O tempo das emergências
◦ A Resolução do Conselho Federal de Medicina nº 1.451, de 17 de março de 1995, estabelece nos parágrafos I e II
do artigo 1º, as definições para os conceitos de urgência e emergência a serem adotas na linguagem médica no
Brasil.
◦ Define, ainda no parágrafo primeiro, que urgência é a “ocorrência imprevista de agravo à saúde com ou sem risco
potencial de vida, cujo portador necessita de assistência médica imediata”.
◦ No parágrafo segundo, a definição de emergência aparece como “a constatação médica de condições de agravo
à saúde que impliquem em risco iminente de vida ou sofrimento intenso, exigindo, portanto, tratamento médico
imediato”.
◦ Assim, o emergencial está relacionado a algo que ocorre subitamente e o urgente com aquilo que tem premência.
◦ Se compararmos essas duas modalidades é necessário demarcar que a emergência clama por uma intervenção
mais rápida do que a urgência.
◦ Em outras palavras, trata-se de investir de potencialidade a palavra “emergência”, tomando-a como aquilo que
emerge entre usuário e profissional, como um momento de encontro intensivo entre ambos nos processos de
produção de saúde.
◦ A esse respeito, foi possível observar que prevalece um modo de cuidado predominantemente hierárquico,
verticalizado, a partir de procedimentos técnicos protocolados para com um usuário tomado, a priori, como em
estado de passividade.
◦ Uma constante no discurso dos profissionais das emergências são as palavras: rápido, efetivo
e estabilizado.
◦ O tempo das emergências é o “tempo do paciente vermelho” (na classificação de risco que
coloca estes como os pacientes que demandam atendimento imediato).

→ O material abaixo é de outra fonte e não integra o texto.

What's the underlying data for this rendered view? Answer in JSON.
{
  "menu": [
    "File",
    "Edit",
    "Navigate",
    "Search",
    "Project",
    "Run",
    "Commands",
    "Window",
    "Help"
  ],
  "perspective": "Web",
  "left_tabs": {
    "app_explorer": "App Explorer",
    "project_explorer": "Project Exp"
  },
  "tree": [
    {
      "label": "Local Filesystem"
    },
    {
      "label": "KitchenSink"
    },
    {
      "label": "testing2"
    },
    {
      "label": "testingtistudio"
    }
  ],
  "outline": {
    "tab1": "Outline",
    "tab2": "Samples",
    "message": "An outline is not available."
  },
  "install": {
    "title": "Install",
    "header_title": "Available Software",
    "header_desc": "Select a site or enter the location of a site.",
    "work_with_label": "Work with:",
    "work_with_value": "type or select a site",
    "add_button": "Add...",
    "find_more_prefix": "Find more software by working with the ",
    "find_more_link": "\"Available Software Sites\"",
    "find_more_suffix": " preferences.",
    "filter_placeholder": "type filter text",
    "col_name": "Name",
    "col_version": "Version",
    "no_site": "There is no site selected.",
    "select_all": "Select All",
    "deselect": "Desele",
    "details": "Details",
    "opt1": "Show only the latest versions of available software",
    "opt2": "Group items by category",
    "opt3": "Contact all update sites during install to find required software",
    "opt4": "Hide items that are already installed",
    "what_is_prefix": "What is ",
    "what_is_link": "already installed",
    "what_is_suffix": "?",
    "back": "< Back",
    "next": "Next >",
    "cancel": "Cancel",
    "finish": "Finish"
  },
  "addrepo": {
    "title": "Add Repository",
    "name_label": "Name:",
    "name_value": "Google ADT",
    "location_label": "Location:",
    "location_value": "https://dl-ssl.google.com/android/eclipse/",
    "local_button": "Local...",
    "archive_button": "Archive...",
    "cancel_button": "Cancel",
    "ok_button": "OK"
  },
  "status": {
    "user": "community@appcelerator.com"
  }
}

◦ A partir dessa lógica, temos uma problemática em relação ao acolhimento nas emergências, já
que ele corre o risco de ser tomado por um viés organicista, no qual se abriria mão de
considerar os aspectos psíquicos e sociais constitutivos da vida como elementos importantes
para o cuidado integral em saúde.
◦ Vale ressaltar que problematizar o cuidado à crise em saúde mental nesses contextos, não
significa abrir mão, sequer deixar de priorizar absolutamente o atendimento aos “pacientes
vermelhos” – motivos primeiros de existência das emergências!
◦ Significa, sim, produzir tensão na lógica vigente de atendimento emergencial, na qual um saber
biomédico focado num corpo/órgão “em falência” (ou em vias de) parece ser único, exclusivo e
determinante do que merece ou não receber cuidado
O invisível: dos muitos mundos e modos de “acolher”
◦ A crise em saúde mental pode ser considerada um episódio de desestabilização específica em
que o sujeito parece não dar conta das intensidades afetivas que lhe perpassam naquele
momento, impedindo tanto a própria pessoa, quanto aqueles de seu convívio, de levarem sua
vida cotidiana.
◦ Uma vez apropriada e definida pelo saber psiquiátrico, entretanto, a crise em saúde mental
passa a caracterizar o ponto máximo de intensificação da periculosidade do sujeito, no qual
ocorre aumento da imprevisibilidade das atitudes e exacerbação da presença de
comportamentos bizarros e arriscados.
◦ Muitos dos trabalhadores entrevistados consideram que a emergência de um Hospital Geral
não é lugar para esse tipo de atendimento. Alegam a necessidade de estrutura diferenciada, de
tecnologia específica, de formação especializada e de uma série de condições “especiais” que
colocariam o Hospital Geral fora dos limites de possibilidades para acolher o usuário em crise,
dados os perigos e riscos que supõem acompanharem invariavelmente a loucura.